Он ходил взад-вперед по комнате, а я смотрела на него; мне казалось, что в нем есть нечто непостижимое, как в те времена, когда мы уже обручились и он читал мне кое-какие стихи, которые писал для меня и которые я не особенно понимала, – но именно в силу своей непостижимости они показывали мне что-то дьявольское, завораживающее. Тогда меня иногда посещало подозрение, что наша грядущая свадьба – ошибка; но эта мысль ужасала меня, и я не горела желанием задерживаться на ней. Я и сегодня еще догадываюсь, что мы оба могли бы стать совсем не такими, какими стали, и не хочу знать почему. Я поспешила заявить, что я-то детей все же хотела.

Затем, чтобы оборвать разговор, я пошла звать Риккардо. Он робко, чуть ли не пятясь, шел вперед и, увидев отца, порывисто бросился ему на шею, растроганный. Микеле подал ему знак сесть по ту сторону стола; оттуда Риккардо тянулся к нему, исполненный надежды, и они заговорили. Я оставила их одних ненадолго; когда вернулась, они обсуждали возможность взять Риккардо на работу в банк. «Ты правда думаешь, что это будет возможно, пап?» – спрашивал он, приободряясь. Микеле отвечал, что да, что он надеется этого добиться: «Я уже много лет там работаю, меня стали уважать, – говорил он, – если я попрошу, должны же они пойти мне навстречу». Риккардо ответил: «Спасибо, спасибо», – и добавил, что было бы здорово уточнить, что это совсем ненадолго. Микеле возразил, что если он так скажет, Риккардо не возьмут на работу. «Понимаю, – кивнул Риккардо с хитрой улыбкой, – тогда ничего не скажем. Когда ребенок родится, когда ему будет по силам путешествие, мы немедленно уедем. Я думаю, что, оказавшись в Буэнос-Айресе, я смогу добиться оклада получше, чем тот, что мне обещали.

Иначе втроем мы не вытянем. Но когда они увидят, что у меня жена и сын, то помогут же, черт возьми. Да и вообще, если подумать, увидишь, что теперь все будет проще.

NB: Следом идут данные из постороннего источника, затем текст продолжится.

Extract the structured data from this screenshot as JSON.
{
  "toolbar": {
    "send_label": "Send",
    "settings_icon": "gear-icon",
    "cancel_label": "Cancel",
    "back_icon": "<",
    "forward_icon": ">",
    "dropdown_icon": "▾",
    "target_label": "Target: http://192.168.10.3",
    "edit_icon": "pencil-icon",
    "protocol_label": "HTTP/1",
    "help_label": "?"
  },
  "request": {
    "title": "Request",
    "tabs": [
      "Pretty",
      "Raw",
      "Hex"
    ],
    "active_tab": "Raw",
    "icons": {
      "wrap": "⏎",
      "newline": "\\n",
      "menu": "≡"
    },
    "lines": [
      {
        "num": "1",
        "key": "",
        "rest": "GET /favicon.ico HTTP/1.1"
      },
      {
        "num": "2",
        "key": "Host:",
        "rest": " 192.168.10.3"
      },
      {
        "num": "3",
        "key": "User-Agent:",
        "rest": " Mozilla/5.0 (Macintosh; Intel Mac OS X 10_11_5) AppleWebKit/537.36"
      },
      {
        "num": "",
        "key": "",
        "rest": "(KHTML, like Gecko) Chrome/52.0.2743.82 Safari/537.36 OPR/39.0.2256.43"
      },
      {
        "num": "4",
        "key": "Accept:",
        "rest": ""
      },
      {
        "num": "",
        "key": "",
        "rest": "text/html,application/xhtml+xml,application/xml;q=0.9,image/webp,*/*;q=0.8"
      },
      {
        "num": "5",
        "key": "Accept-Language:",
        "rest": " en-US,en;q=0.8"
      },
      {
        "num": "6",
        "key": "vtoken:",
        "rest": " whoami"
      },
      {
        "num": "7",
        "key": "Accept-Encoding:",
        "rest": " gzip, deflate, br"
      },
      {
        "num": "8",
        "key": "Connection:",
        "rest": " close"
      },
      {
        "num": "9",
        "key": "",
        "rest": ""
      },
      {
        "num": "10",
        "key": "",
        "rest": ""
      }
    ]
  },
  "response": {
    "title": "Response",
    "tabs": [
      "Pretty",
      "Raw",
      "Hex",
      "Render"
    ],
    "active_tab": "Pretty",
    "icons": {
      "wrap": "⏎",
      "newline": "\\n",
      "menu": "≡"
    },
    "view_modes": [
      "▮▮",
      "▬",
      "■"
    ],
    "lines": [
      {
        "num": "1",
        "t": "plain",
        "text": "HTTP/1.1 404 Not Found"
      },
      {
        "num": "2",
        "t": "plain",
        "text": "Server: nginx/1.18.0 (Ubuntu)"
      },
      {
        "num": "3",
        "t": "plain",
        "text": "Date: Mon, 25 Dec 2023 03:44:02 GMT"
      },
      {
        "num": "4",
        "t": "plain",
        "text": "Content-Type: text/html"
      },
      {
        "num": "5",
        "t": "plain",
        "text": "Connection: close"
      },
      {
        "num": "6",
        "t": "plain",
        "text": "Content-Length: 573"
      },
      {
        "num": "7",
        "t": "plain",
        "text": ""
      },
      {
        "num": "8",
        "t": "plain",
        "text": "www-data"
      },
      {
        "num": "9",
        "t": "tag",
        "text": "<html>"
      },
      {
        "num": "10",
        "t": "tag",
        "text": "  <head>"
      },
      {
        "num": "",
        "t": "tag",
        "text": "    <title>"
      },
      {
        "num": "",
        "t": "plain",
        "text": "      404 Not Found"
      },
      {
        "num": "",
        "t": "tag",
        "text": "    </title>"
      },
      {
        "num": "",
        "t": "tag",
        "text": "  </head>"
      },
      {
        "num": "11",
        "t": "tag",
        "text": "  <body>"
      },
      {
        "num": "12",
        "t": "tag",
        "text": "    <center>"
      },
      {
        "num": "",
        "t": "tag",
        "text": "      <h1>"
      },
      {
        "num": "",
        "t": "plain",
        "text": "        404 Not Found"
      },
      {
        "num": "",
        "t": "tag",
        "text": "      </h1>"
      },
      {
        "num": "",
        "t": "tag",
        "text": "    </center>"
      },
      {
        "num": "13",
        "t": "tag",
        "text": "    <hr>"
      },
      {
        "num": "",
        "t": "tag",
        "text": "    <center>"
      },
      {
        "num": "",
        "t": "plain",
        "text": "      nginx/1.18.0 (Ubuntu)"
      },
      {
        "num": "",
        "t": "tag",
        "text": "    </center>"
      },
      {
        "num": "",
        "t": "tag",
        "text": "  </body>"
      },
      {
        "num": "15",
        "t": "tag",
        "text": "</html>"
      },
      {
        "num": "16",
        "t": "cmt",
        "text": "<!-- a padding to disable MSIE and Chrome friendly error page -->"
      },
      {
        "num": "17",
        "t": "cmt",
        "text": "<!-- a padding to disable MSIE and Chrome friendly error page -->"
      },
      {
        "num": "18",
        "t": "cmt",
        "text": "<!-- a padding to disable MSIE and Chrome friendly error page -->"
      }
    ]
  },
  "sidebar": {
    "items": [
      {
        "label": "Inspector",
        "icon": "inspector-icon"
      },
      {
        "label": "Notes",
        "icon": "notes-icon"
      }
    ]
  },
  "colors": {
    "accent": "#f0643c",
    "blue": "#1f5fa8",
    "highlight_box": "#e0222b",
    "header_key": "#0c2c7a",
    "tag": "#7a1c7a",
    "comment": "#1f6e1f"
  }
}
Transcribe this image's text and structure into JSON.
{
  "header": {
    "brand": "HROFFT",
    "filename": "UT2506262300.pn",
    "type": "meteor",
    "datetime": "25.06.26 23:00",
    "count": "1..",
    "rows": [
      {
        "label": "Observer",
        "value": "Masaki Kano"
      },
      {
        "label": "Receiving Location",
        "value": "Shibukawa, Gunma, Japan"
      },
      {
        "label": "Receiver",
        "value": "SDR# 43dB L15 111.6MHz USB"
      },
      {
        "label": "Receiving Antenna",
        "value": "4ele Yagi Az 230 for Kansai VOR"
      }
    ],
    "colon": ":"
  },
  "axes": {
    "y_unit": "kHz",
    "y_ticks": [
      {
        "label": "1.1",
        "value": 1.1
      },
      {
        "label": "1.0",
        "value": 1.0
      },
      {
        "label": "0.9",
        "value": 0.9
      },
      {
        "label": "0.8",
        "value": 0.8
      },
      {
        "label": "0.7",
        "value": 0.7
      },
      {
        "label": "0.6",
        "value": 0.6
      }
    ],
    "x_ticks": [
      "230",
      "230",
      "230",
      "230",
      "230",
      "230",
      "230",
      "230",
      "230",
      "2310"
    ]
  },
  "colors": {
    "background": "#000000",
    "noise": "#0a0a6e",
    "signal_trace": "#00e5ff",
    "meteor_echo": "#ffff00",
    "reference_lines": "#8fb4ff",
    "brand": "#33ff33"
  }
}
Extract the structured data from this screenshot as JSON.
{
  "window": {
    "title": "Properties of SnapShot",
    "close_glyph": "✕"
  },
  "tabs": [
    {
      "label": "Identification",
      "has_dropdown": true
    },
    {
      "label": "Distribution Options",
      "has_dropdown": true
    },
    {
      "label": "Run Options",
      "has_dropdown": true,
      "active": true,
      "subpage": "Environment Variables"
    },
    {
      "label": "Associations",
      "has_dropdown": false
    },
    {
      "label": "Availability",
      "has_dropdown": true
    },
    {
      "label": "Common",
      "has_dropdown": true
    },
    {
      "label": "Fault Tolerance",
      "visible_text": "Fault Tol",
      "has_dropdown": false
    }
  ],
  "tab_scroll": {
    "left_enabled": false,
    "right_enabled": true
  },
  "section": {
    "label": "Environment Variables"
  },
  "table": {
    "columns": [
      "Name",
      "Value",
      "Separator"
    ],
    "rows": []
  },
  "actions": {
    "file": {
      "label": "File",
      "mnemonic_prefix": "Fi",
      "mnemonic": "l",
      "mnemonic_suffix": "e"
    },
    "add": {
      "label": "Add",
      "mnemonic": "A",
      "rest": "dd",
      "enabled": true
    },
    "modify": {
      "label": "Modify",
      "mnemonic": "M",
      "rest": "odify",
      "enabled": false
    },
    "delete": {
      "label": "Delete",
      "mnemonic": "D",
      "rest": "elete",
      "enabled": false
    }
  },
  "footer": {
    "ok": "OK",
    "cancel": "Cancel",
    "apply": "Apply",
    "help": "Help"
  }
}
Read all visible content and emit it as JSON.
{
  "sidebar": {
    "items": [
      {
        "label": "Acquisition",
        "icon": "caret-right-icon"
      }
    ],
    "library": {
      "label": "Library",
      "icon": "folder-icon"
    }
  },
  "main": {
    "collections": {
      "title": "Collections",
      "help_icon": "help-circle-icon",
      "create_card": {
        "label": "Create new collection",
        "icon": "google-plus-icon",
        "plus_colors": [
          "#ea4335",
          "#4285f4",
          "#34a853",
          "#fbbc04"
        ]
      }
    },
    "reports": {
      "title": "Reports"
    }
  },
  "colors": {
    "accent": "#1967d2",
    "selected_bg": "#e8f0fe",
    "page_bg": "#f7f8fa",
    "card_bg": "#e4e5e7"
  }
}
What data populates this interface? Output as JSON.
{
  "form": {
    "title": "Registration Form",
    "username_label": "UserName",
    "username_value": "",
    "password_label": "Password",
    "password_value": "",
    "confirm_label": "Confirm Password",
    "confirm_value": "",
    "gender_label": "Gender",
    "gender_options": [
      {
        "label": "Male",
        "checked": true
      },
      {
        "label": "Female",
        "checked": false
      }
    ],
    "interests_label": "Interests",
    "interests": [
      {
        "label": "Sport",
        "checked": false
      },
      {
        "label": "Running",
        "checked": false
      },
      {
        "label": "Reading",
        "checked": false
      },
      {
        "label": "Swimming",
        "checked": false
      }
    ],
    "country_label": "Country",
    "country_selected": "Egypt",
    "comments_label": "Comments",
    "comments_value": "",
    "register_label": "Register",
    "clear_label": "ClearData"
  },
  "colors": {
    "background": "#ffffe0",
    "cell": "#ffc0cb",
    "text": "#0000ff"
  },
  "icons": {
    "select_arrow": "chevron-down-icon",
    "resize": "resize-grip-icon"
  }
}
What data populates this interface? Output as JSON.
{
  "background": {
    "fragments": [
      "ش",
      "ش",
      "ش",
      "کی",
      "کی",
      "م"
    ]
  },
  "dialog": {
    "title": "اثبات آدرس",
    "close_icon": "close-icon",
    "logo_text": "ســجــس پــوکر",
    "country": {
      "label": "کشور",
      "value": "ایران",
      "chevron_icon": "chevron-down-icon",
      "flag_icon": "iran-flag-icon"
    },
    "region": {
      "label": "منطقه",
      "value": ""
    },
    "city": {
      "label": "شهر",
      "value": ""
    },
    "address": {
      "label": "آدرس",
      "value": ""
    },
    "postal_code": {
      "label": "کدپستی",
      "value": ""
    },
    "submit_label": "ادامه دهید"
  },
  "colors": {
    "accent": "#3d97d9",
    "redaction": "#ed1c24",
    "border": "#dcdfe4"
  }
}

Марина не хочет, чтобы я уезжал без нее, не хочет оставаться здесь одна с ребенком, и она права: в такие-то времена, когда в любой момент может разразиться война, расставаться неблагоразумно. Она видела брошюры об Аргентине, говорит, что ей очень нравится, я и ту, что с горами, ей показал». «А диплом?» – возразила я. «Сначала я, конечно, получу диплом, иначе как же я уеду. Я все сделаю. Ты говоришь, я смогу уйти из банка, когда захочу, так?» Я взглянула на Микеле, который спокойно отвечал: «Конечно, когда захочешь».

12 мая

Я уже легла, но встала с кровати, чтобы пойти сделать запись. Не могу уснуть. Попробовала поговорить с Микеле, но он считает бессмысленным снова возвращаться к тому, что уже несколько дней является единственным предметом наших разговоров. В банке ему пообещали, что Риккардо возьмут в штат одним из первых, а на понедельник он назначил встречу с отцом Марины. «Теперь я сделал все, что должен был», – сказал он. А потом уснул, повернувшись ко мне спиной, недоступный: как часто бывает днем, я чувствую, что в решении вот так отстраниться он черпает ту свою силу, которой я завидую и восхищаюсь. Необходимость работать, чтобы зарабатывать деньги, читать газету, чтобы следить за политическими событиями, предоставляет ему привилегию изолировать себя, защищать себя; моя же задача, напротив, – давать себя изводить. Недаром, когда я пишу в этой тетради, чувствую, что совершаю тяжкий грех, святотатство: мне кажется, будто я беседую с дьяволом. Открывая ее, мои руки дрожат: мне страшно. Я вижу белые страницы, плотно заполненные параллельными строками, готовые принять в себя хронику моих будущих дней, и я ужасаюсь им, еще не прожив. Понимаю, что моя реакция на события, которые я тщательно описываю, приводит к тому, что с каждым днем я глубже узнаю себя. Может, есть люди, которым, познакомившись с собой, удается совершенствоваться; я же чем лучше себя знаю, тем больше теряюсь. Впрочем, не представляю, какие чувства могли бы выдержать безжалостный, непрерывный анализ; и какой человек, видя свое отражение в каждом поступке, мог бы остаться собой доволен. Мне кажется, что в жизни необходимо выбрать свою линию поведения, закрепить ее в самих себе и среди окружающих, а потом забыть о тех поступках, тех действиях, которые ей не сообразны. О них нужно забыть. Моя мать всегда говорит: везет тому, у кого слабая память.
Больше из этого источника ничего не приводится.